My goal is always confident independence. The overarching rules I set for my patients are if you lose your breath or your alignment (form) during the activity, it is too challenging. In my opinion, appropriate abdominal function, inside-out muscular recruitment, and connection to your central stability system, go hand and hand with the ability to maintain form while maintaining breath. So plank (or all-4s or whatever) are OK in my book only if you can maintain those rules. This helps to set individualized parameters as patients engage in a gradually progressed program of any exercise, not just planks. ( Just to be clear, I think of a full, parallel to the ground plank as a progression from a strongly restored center vs starting a program with a full plank.)

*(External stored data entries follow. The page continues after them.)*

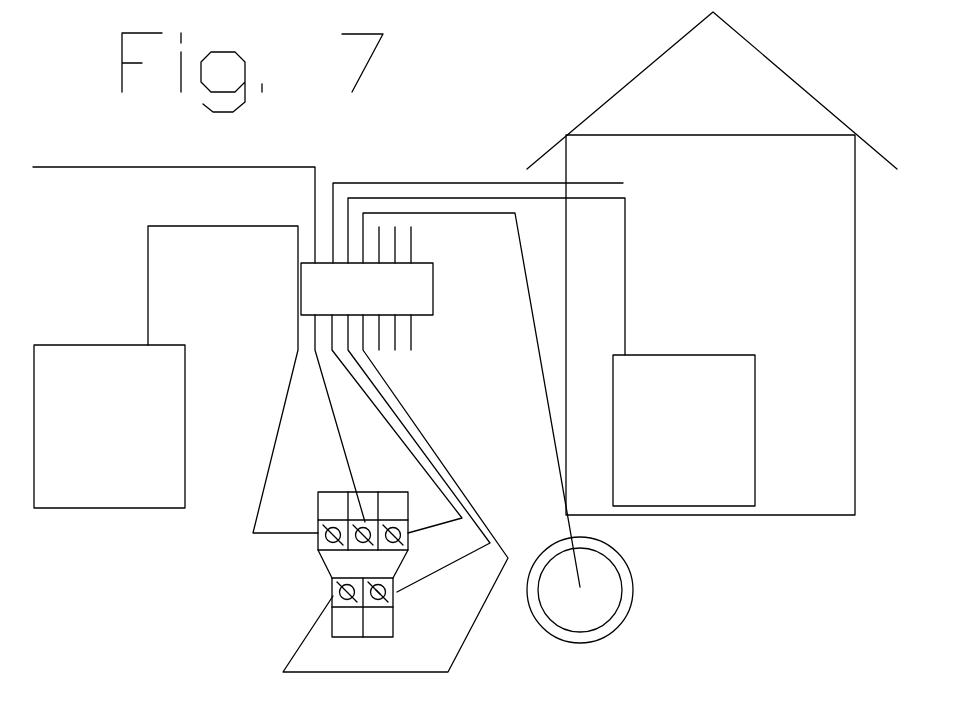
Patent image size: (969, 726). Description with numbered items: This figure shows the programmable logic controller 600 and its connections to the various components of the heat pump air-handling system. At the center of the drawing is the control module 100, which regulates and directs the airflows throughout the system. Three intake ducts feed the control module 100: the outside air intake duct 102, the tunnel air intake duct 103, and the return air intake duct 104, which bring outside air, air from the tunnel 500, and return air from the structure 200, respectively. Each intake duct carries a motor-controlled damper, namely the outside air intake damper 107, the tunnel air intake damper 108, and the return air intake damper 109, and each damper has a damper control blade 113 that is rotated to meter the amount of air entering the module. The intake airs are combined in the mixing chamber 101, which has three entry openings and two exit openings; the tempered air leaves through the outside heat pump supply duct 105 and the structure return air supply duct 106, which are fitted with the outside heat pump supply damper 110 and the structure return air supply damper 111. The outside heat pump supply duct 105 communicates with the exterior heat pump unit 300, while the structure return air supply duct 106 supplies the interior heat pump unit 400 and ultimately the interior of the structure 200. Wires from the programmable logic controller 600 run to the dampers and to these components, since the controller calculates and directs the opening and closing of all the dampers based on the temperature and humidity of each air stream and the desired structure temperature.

The control module 100 is at (328, 449).
The mixing chamber 101 is at (351, 572).
The outside air intake duct 102 is at (325, 512).
The tunnel air intake duct 103 is at (355, 512).
The return air intake duct 104 is at (385, 512).
The outside heat pump supply duct 105 is at (339, 629).
The structure return air supply duct 106 is at (370, 629).
The outside air intake damper 107 is at (317, 533).
The tunnel air intake damper 108 is at (350, 550).
The return air intake damper 109 is at (397, 424).
The outside heat pump supply damper 110 is at (333, 595).
The structure return air supply damper 111 is at (397, 592).
The damper control blade 113 is at (409, 624).
The structure 200 is at (735, 183).
The exterior heat pump unit 300 is at (109, 426).
The interior heat pump unit 400 is at (718, 467).
The tunnel 500 is at (737, 638).
The programmable logic controller 600 is at (405, 309).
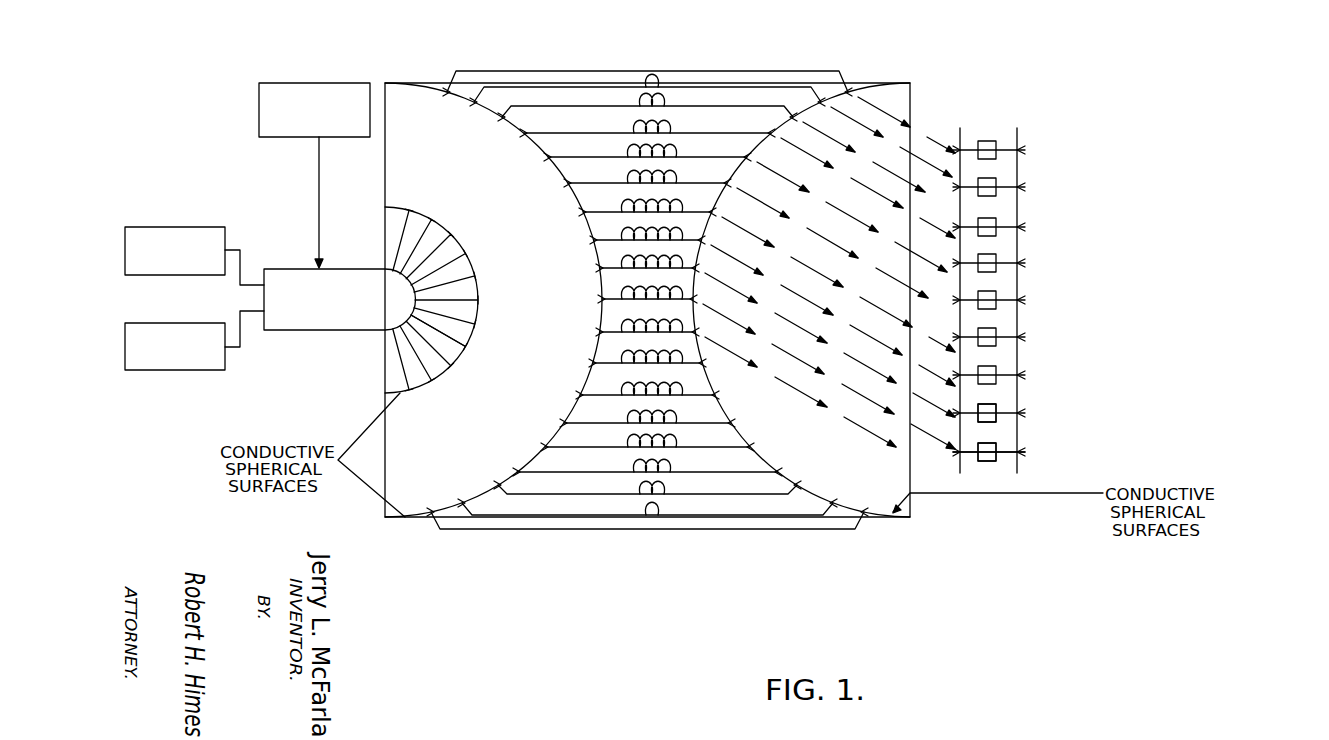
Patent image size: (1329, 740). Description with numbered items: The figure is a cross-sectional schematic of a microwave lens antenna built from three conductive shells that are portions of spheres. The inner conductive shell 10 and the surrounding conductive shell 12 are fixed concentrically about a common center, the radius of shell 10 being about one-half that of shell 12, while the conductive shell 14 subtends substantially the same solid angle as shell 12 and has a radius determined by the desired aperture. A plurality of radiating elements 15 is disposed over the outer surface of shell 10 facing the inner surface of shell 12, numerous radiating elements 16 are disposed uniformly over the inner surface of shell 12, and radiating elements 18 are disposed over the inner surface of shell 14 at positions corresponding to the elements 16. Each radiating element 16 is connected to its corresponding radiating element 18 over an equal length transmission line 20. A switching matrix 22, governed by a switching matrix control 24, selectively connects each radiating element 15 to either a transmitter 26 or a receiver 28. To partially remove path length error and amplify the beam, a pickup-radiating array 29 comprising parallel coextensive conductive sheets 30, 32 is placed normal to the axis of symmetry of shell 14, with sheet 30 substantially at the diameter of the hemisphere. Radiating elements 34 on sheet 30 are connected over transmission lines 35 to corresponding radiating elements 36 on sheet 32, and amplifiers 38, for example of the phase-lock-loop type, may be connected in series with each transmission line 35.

The conductive shell 10 is at (443, 223).
The conductive shell 12 is at (520, 125).
The conductive shell 14 is at (800, 107).
The radiating elements 15 is at (478, 330).
The radiating elements 16 is at (580, 213).
The radiating elements 18 is at (702, 240).
The equal length transmission line 20 is at (664, 447).
The switching matrix 22 is at (300, 330).
The switching matrix control 24 is at (262, 126).
The transmitter 26 is at (180, 268).
The receiver 28 is at (197, 367).
The pickup-radiating array 29 is at (1077, 303).
The conductive sheet 30 is at (962, 436).
The conductive sheet 32 is at (1017, 403).
The radiating elements 34 is at (955, 250).
The transmission lines 35 is at (967, 185).
The radiating elements 36 is at (1035, 305).
The amplifiers 38 is at (1000, 400).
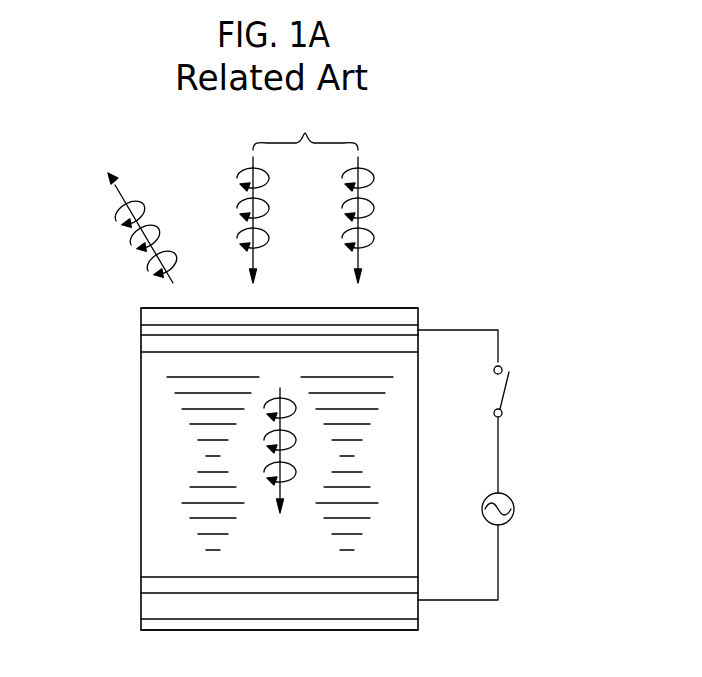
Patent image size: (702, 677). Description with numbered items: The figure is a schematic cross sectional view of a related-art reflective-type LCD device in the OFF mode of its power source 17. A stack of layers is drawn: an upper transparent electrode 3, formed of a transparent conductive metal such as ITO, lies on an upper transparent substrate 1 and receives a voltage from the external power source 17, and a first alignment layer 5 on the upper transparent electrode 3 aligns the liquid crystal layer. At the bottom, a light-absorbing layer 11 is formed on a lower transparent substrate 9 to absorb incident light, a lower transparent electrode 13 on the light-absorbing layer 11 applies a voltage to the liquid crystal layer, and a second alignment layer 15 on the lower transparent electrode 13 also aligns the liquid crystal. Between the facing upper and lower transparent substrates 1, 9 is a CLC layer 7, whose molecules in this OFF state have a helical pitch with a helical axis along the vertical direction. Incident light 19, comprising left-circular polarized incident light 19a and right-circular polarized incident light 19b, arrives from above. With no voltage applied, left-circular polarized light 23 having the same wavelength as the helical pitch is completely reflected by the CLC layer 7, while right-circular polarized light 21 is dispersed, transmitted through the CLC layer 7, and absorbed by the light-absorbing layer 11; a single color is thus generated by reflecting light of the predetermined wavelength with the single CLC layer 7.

The upper transparent substrate 1 is at (141, 312).
The upper transparent electrode 3 is at (141, 333).
The first alignment layer 5 is at (141, 352).
The CLC layer 7 is at (143, 465).
The lower transparent substrate 9 is at (141, 628).
The light-absorbing layer 11 is at (141, 615).
The lower transparent electrode 13 is at (141, 597).
The second alignment layer 15 is at (141, 582).
The power source 17 is at (513, 515).
The incident light 19 is at (334, 196).
The left-circular polarized incident light 19a is at (253, 222).
The right-circular polarized incident light 19b is at (358, 222).
The right-circular polarized light 21 is at (278, 421).
The left-circular polarized light 23 is at (120, 190).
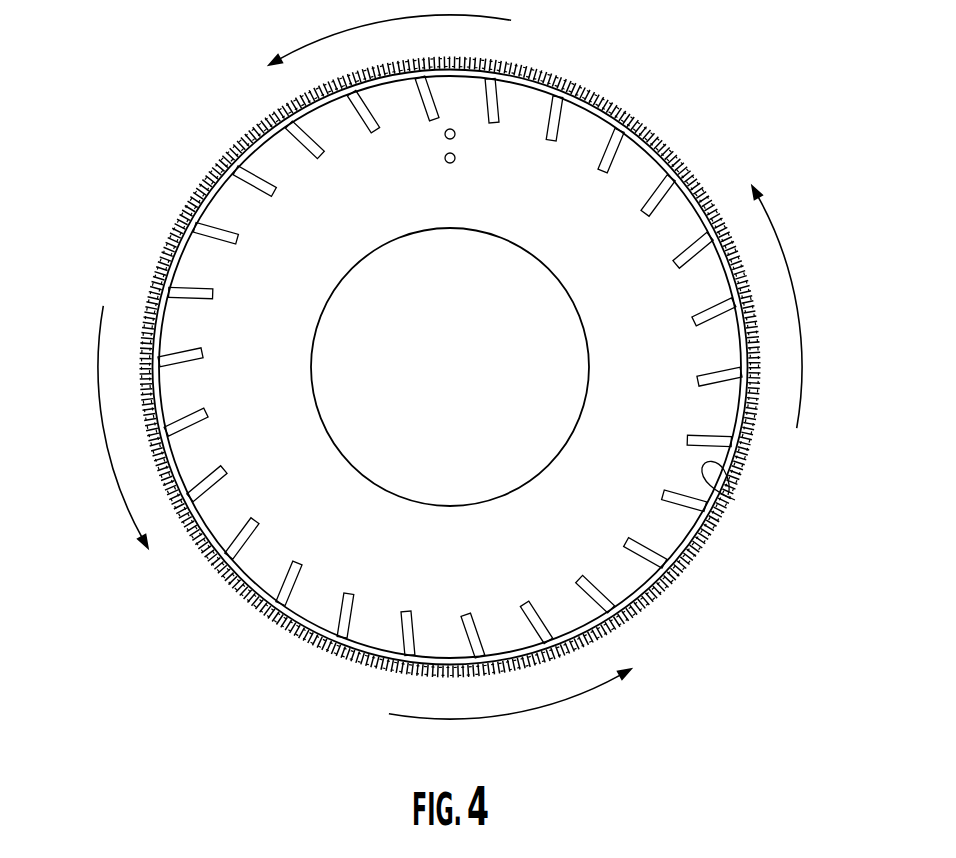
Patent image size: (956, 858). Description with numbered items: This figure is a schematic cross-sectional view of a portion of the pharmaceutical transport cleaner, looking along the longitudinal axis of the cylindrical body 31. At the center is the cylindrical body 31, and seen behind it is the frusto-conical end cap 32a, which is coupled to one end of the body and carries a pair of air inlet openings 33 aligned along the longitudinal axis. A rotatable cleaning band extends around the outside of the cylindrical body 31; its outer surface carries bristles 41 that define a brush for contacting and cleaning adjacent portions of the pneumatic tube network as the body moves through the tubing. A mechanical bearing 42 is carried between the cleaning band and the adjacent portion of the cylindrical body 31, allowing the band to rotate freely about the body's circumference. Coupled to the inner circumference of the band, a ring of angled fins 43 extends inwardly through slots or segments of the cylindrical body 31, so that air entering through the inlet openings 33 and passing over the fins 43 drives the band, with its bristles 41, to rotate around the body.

The cylindrical body 31 is at (735, 500).
The frusto-conical end cap 32a is at (492, 437).
The air inlet openings 33 is at (455, 158).
The bristles 41 is at (234, 146).
The mechanical bearing 42 is at (228, 575).
The fins 43 is at (183, 348).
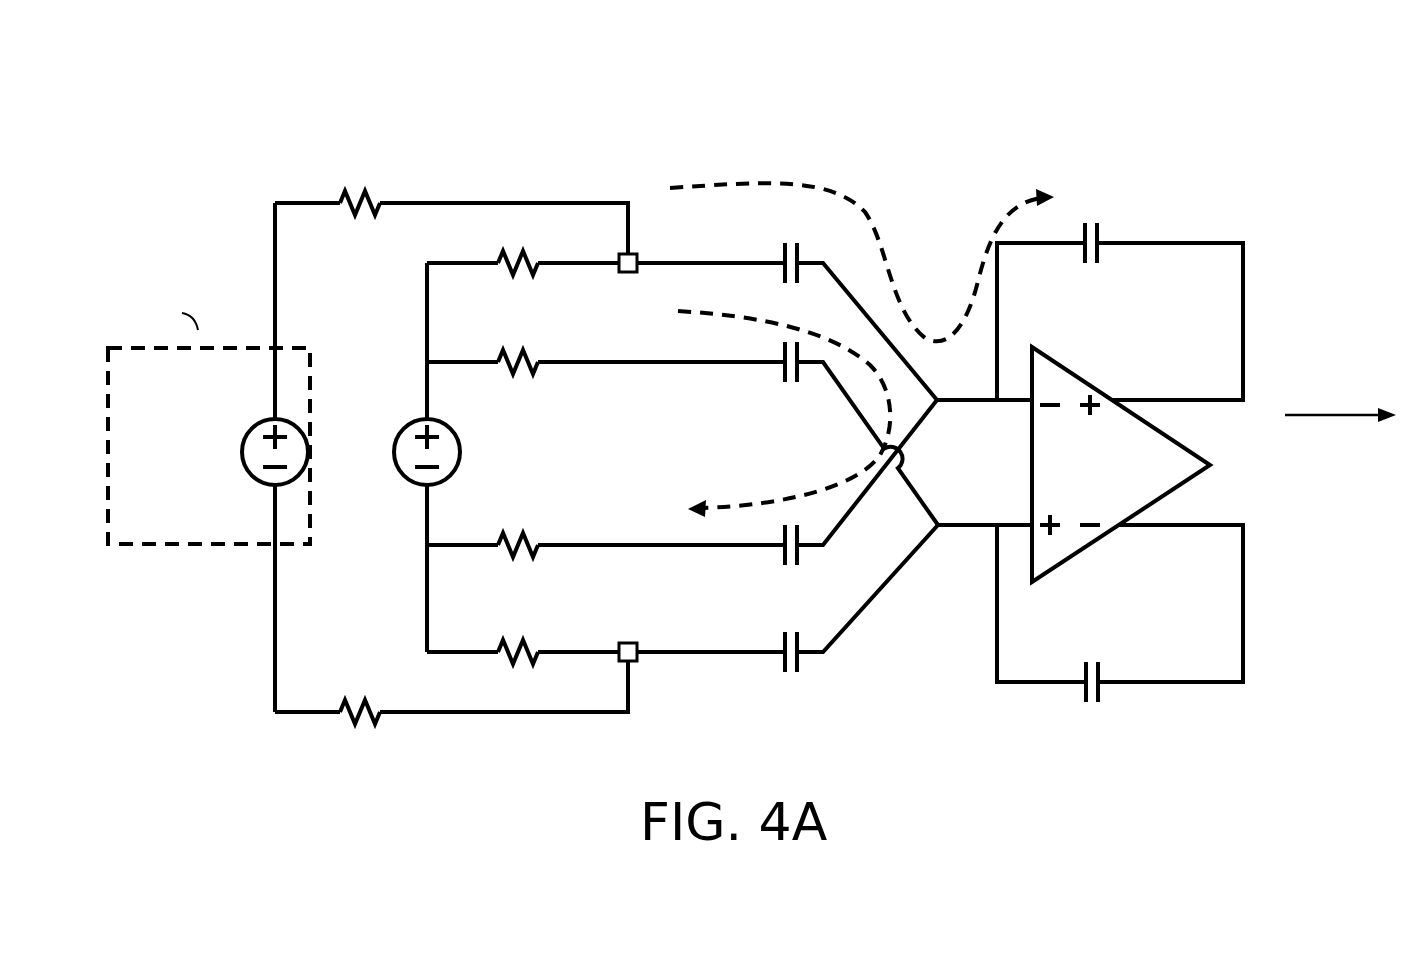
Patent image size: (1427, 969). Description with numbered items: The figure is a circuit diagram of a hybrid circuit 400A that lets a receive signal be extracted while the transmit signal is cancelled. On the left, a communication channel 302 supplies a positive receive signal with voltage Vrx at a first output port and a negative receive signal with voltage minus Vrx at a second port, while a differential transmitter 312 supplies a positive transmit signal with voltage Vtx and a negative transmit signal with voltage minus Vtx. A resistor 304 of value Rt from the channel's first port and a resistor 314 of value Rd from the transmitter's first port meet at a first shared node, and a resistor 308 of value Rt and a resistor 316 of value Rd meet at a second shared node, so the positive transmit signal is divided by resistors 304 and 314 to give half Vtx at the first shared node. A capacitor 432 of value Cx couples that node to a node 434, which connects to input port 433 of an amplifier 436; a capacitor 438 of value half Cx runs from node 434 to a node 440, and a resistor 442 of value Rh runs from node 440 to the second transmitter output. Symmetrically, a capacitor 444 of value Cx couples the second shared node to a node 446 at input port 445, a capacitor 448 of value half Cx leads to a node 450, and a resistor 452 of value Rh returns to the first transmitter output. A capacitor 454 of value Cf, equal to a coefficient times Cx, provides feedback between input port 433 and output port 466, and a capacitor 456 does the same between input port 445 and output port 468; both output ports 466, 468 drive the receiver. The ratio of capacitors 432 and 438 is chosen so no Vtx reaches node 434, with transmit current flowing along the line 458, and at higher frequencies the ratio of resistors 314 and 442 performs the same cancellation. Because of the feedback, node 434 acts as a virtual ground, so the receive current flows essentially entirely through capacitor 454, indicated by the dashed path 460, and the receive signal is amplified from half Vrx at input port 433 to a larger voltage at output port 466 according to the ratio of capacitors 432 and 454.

One final, and very important point to consider. I posted some of these ideas on my Facebook thread and it sparked a great discussion. In response to the idea that prone positioning caused too much organ pressure on the anterior abdominal wall, one of the main arguments against planks, Ramona Horton weighed in. For those of you who don’t know Ramona, she is an internationally respected authority on visceral manipulation, and fascial work (and speaking on the topic at the APTA’s CSM 2015). Here is what she had to say:
“Seriously, where do people come up with this stuff?? Avoiding planks because the viscera would be putting too much pressure on the abdominal wall?? That is pure conjecture and a load of balderdash. The visceral structures are held in place by turgor (think 2 plates of glass with water in between) in a prone position are suspended in the abdominal cavity (a closed system) off of the posterior peritoneal wall the same as any other position. That is like saying avoid a head stand or inversion postures in yoga so your stomach does not herniate through your esophageal hiatus. As long as the patient has good control of TA function and not breath holding/valsalva there is absolutely no reason to avoid planks.”
So I hope this all leads us to some questions we need to ask and discuss as a community: Are planks the big no-no they have been made out to be, particularly for the reasons they have been restricted? How do we define improving abdominal function for the patient so they know if their program (planks or any other exercise) is promoting or hampering it? What are your suggestions for communicating improved abdominal function to patients? (PS-you aren’t allowed to say load transfer, because that means nothing to patients) How do you help your patients self-evaluate if an activity is right for them? Everyone’s abdominal/pelvic/exercise challenge balance is a little different, how do we communicate with patients how to find their balance? Can we develop messaging to help women understand how the parameters for return to exercise applies to them?
Lots to ponder! I would love to hear your thoughts, please join the discussion below! Women in need, don’t be shy, you are the most important part of the community. I would love to hear your thoughts, too!
*Maria is not her real name, but the patient gave permission to use her story for the blog.
**Need to credit my pal Shelley Mannell for his analogy…I think it is awesome!